The third factor is US interest rates. The Federal Reserve has embarked on a tightening cycle that has been accompanied by a rising dollar. In just over a year, the trade-weighted value of the dollar has risen by about 10 per cent.

In the past, such developments often triggered balance-of-payments crises in poorer dollar-dependent economies. One-third of emerging countries are paying more than a 10 per cent yield on their sovereign borrowing, says Gopinath, adding that “the risks of balance-of-payments crises are real . . . there are more things that can go wrong than can go right in the near term”.

Here, too, there are nuances. In past crises, a strengthening dollar has caused widespread distress because so many emerging economies borrowed in dollars and other foreign currencies. Today, large economies such as India, Brazil and South Africa borrow mostly in their own currencies, with most of the debt held by local investors. This has given them new resilience to external shocks.

But domestic borrowing is no free pass. If Argentina falls into default this year, as many fear it will, the problem will be local rather than foreign currency debt. “That tells you much about the highly dysfunctional macro economy and the punishing and unsustainable levels of financial repression,” says Alberto Ramos, head of Latin American economic research at Goldman Sachs in New York.

The final crisis is the impact of Putin’s attack on Ukraine, which has shaken the global governance system to its foundations. “We’ve never been in a place like this where we have supply shocks, we have inflation, we have rate hikes at the same time as we have this seismic geopolitical event with the war in Ukraine,” says Fordham. “We know that Russia has effectively weaponised grain stores as well as energy. Energy-importing countries are going to be badly affected by this.”

Global response

This week, finance ministers and central bank governors from the G20 group of the world’s biggest economies met in Indonesia to discuss the grim outlook. However, unlike in the global financial crisis, it is proving much harder for G20 leaders to adopt joint responses.

There are deep disagreements on how to handle Russia between rich countries, which have imposed unprecedented sanctions on Moscow and the big emerging powers that have avoided taking sides. Many leaders are also finding their attention diverted by political turmoil at home.

The US seems in permanent political deadlock. The UK is changing its prime minister and Italy could end up doing the same. Although France has its elections behind it, they produced a parliament without a stable majority. Meanwhile, China has its hands full handling its zero-Covid policy.

“I’m most worried about complacency”, says Fordham. “Governments can usually do one thing at a time at most.

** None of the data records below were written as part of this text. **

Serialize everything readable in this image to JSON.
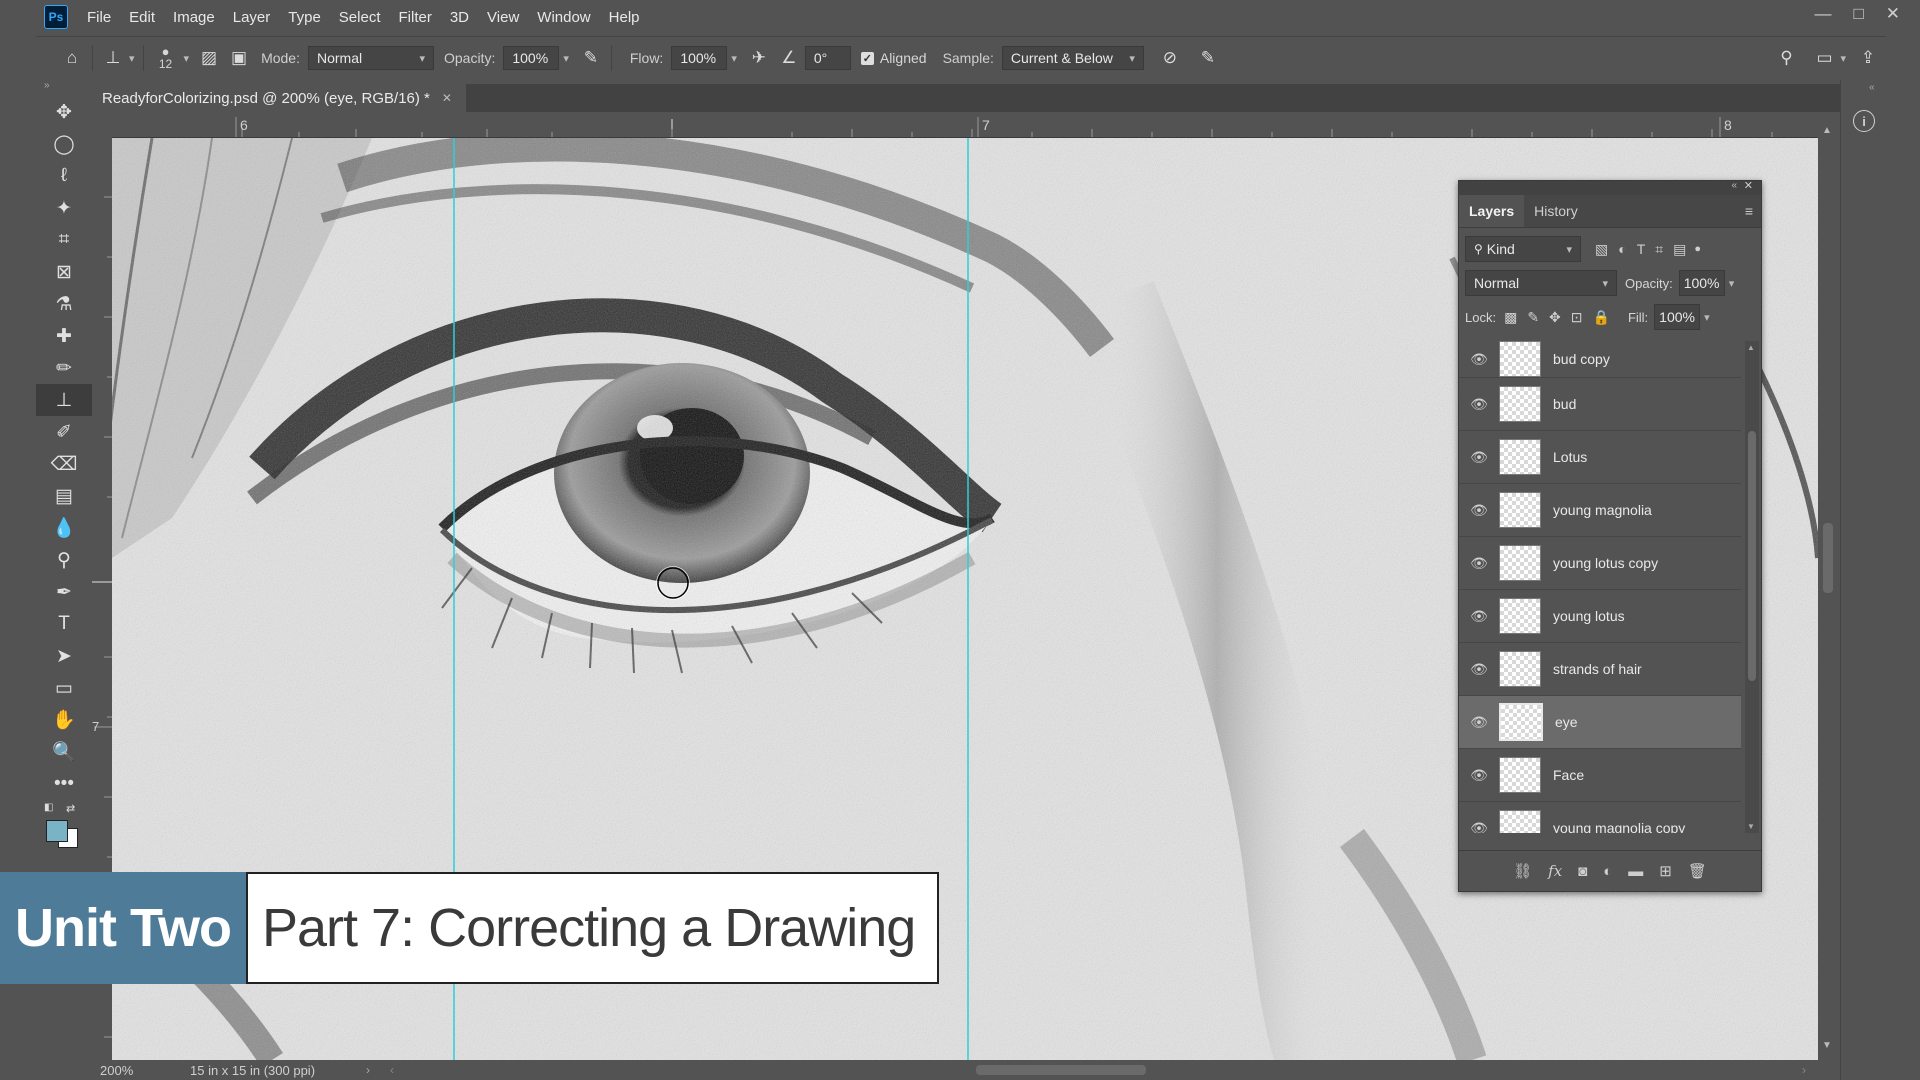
{
  "app": {
    "logo": "Ps"
  },
  "menu": [
    "File",
    "Edit",
    "Image",
    "Layer",
    "Type",
    "Select",
    "Filter",
    "3D",
    "View",
    "Window",
    "Help"
  ],
  "window_controls": {
    "minimize": "—",
    "restore": "□",
    "close": "✕"
  },
  "options": {
    "brush_size": "12",
    "mode_label": "Mode:",
    "mode_value": "Normal",
    "opacity_label": "Opacity:",
    "opacity_value": "100%",
    "flow_label": "Flow:",
    "flow_value": "100%",
    "angle_value": "0°",
    "aligned_label": "Aligned",
    "sample_label": "Sample:",
    "sample_value": "Current & Below"
  },
  "document": {
    "tab_title": "ReadyforColorizing.psd @ 200% (eye, RGB/16) *",
    "ruler_marks": [
      "6",
      "7",
      "8"
    ],
    "vruler_mark": "7"
  },
  "status": {
    "zoom": "200%",
    "doc_size": "15 in x 15 in (300 ppi)"
  },
  "layers_panel": {
    "tabs": [
      "Layers",
      "History"
    ],
    "filter_kind": "Kind",
    "blend_mode": "Normal",
    "opacity_label": "Opacity:",
    "opacity_value": "100%",
    "lock_label": "Lock:",
    "fill_label": "Fill:",
    "fill_value": "100%",
    "layers": [
      {
        "name": "bud copy",
        "selected": false
      },
      {
        "name": "bud",
        "selected": false
      },
      {
        "name": "Lotus",
        "selected": false
      },
      {
        "name": "young magnolia",
        "selected": false
      },
      {
        "name": "young lotus copy",
        "selected": false
      },
      {
        "name": "young lotus",
        "selected": false
      },
      {
        "name": "strands of hair",
        "selected": false
      },
      {
        "name": "eye",
        "selected": true
      },
      {
        "name": "Face",
        "selected": false
      },
      {
        "name": "young magnolia copy",
        "selected": false
      }
    ]
  },
  "banner": {
    "unit": "Unit Two",
    "part": "Part 7: Correcting a Drawing"
  },
  "colors": {
    "banner_blue": "#4e7c98",
    "guide": "#2ad0d8",
    "swatch_fg": "#7ab3c6"
  }
}
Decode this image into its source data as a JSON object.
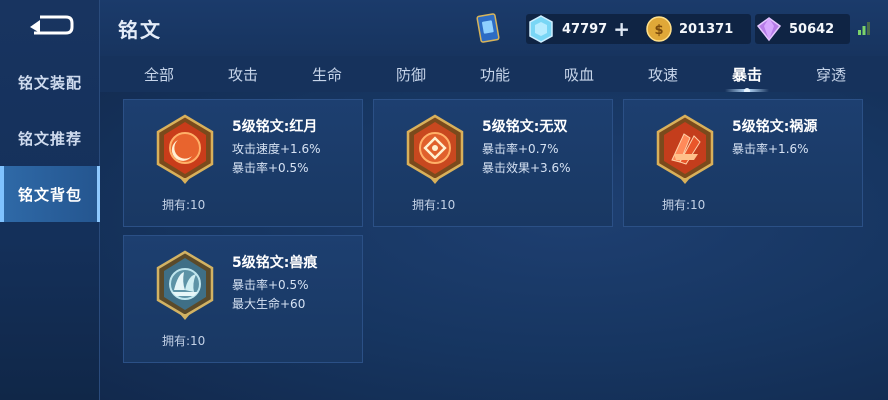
{
  "sidebar": {
    "items": [
      {
        "label": "铭文装配",
        "active": false
      },
      {
        "label": "铭文推荐",
        "active": false
      },
      {
        "label": "铭文背包",
        "active": true
      }
    ]
  },
  "header": {
    "title": "铭文",
    "currencies": {
      "diamond": "47797",
      "gold": "201371",
      "gem": "50642"
    },
    "add_symbol": "+"
  },
  "tabs": [
    "全部",
    "攻击",
    "生命",
    "防御",
    "功能",
    "吸血",
    "攻速",
    "暴击",
    "穿透"
  ],
  "active_tab": "暴击",
  "runes": [
    {
      "name": "5级铭文:红月",
      "stats": [
        "攻击速度+1.6%",
        "暴击率+0.5%"
      ],
      "owned": "拥有:10",
      "icon": "red-moon-rune-icon"
    },
    {
      "name": "5级铭文:无双",
      "stats": [
        "暴击率+0.7%",
        "暴击效果+3.6%"
      ],
      "owned": "拥有:10",
      "icon": "unrivaled-rune-icon"
    },
    {
      "name": "5级铭文:祸源",
      "stats": [
        "暴击率+1.6%"
      ],
      "owned": "拥有:10",
      "icon": "calamity-rune-icon"
    },
    {
      "name": "5级铭文:兽痕",
      "stats": [
        "暴击率+0.5%",
        "最大生命+60"
      ],
      "owned": "拥有:10",
      "icon": "beast-mark-rune-icon"
    }
  ],
  "colors": {
    "red_rune": "#d2481f",
    "teal_rune": "#8fc3c9",
    "gold_frame": "#c9a24a",
    "active_tab": "#ffffff"
  }
}
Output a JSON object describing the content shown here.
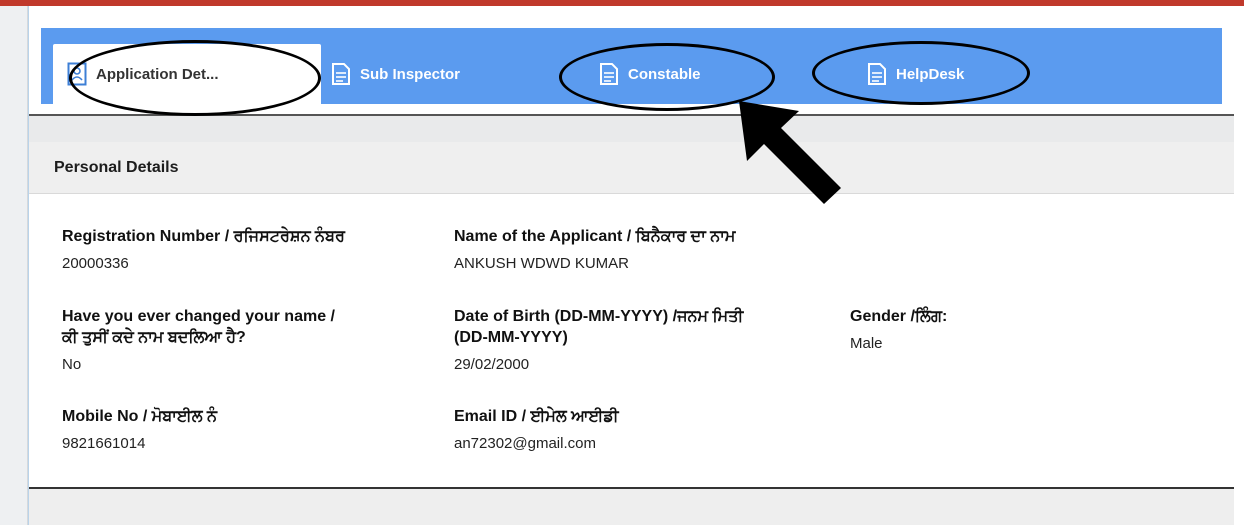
{
  "tabs": [
    {
      "label": "Application Det...",
      "icon": "user-form-icon",
      "active": true
    },
    {
      "label": "Sub Inspector",
      "icon": "document-icon",
      "active": false
    },
    {
      "label": "Constable",
      "icon": "document-icon",
      "active": false
    },
    {
      "label": "HelpDesk",
      "icon": "document-icon",
      "active": false
    }
  ],
  "personal": {
    "title": "Personal Details",
    "registration": {
      "label": "Registration Number / ਰਜਿਸਟਰੇਸ਼ਨ ਨੰਬਰ",
      "value": "20000336"
    },
    "applicant": {
      "label": "Name of the Applicant / ਬਿਨੈਕਾਰ ਦਾ ਨਾਮ",
      "value": "ANKUSH WDWD KUMAR"
    },
    "name_changed": {
      "label_line1": "Have you ever changed your name /",
      "label_line2": "ਕੀ ਤੁਸੀਂ ਕਦੇ ਨਾਮ ਬਦਲਿਆ ਹੈ?",
      "value": "No"
    },
    "dob": {
      "label_line1": "Date of Birth (DD-MM-YYYY) /ਜਨਮ ਮਿਤੀ",
      "label_line2": "(DD-MM-YYYY)",
      "value": "29/02/2000"
    },
    "gender": {
      "label": "Gender /ਲਿੰਗ:",
      "value": "Male"
    },
    "mobile": {
      "label": "Mobile No / ਮੋਬਾਈਲ ਨੰ",
      "value": "9821661014"
    },
    "email": {
      "label": "Email ID / ਈਮੇਲ ਆਈਡੀ",
      "value": "an72302@gmail.com"
    }
  },
  "colors": {
    "accent_red": "#c0392b",
    "tab_blue": "#5b9bef",
    "annotation": "#000000"
  }
}
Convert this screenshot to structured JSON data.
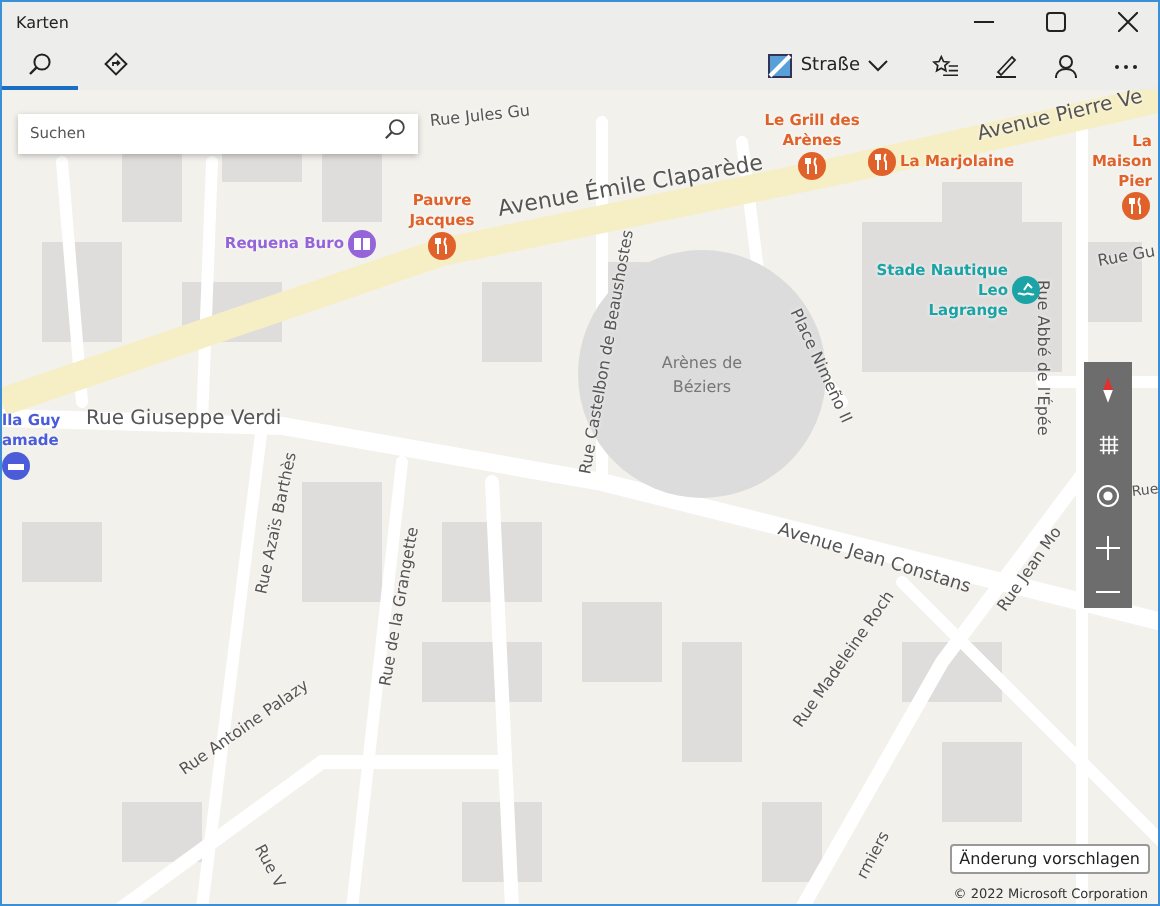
{
  "window": {
    "title": "Karten"
  },
  "tabs": [
    {
      "kind": "search",
      "selected": true
    },
    {
      "kind": "directions",
      "selected": false
    }
  ],
  "map_style": {
    "label": "Straße"
  },
  "search": {
    "placeholder": "Suchen"
  },
  "streets": [
    {
      "name": "Rue Jules Gu"
    },
    {
      "name": "Avenue Émile Claparède"
    },
    {
      "name": "Avenue Pierre Ve"
    },
    {
      "name": "Rue Giuseppe Verdi"
    },
    {
      "name": "Rue Castelbon de Beaushostes"
    },
    {
      "name": "Place Nimeño II"
    },
    {
      "name": "Rue Abbé de l'Épée"
    },
    {
      "name": "Avenue Jean Constans"
    },
    {
      "name": "Rue Azaïs Barthès"
    },
    {
      "name": "Rue de la Grangette"
    },
    {
      "name": "Rue Jean Mo"
    },
    {
      "name": "Rue Antoine Palazy"
    },
    {
      "name": "Rue V"
    },
    {
      "name": "Rue Madeleine Roch"
    },
    {
      "name": "rmiers"
    },
    {
      "name": "Rue Gu"
    },
    {
      "name": "Rue"
    }
  ],
  "landmark": {
    "name": "Arènes de\nBéziers"
  },
  "places": [
    {
      "name": "Le Grill des\nArènes",
      "kind": "restaurant",
      "color": "#e0622a"
    },
    {
      "name": "La Marjolaine",
      "kind": "restaurant",
      "color": "#e0622a"
    },
    {
      "name": "La Maison\nPier",
      "kind": "restaurant",
      "color": "#e0622a"
    },
    {
      "name": "Pauvre\nJacques",
      "kind": "restaurant",
      "color": "#e0622a"
    },
    {
      "name": "Requena Buro",
      "kind": "shop",
      "color": "#9464d8"
    },
    {
      "name": "Stade Nautique Leo\nLagrange",
      "kind": "sport",
      "color": "#1ba3a6"
    },
    {
      "name": "lla Guy\namade",
      "kind": "venue",
      "color": "#4a5cd8"
    }
  ],
  "feedback_button": {
    "label": "Änderung vorschlagen"
  },
  "copyright": "© 2022 Microsoft Corporation"
}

The leading nations are all very internally focused at the moment . . . [smaller] hotspots will be allowed to worsen as an unfortunate byproduct of firefighting at home and crisis fatigue.”

That does not mean nothing can be done. Diplomatic efforts to make it safe for Ukraine to export more grain also seem to be progressing. The IMF has urged countries to continue reducing their exposure to foreign currency debt and to avoid export controls on food. The fund also wants fiscal support for the cost of living crisis to target those in need with direct transfers rather than subsidise energy prices.

But more decisive international action could prove elusive. “It is a tough time for multilateralism for sure,” says the IMF’s Gopinath.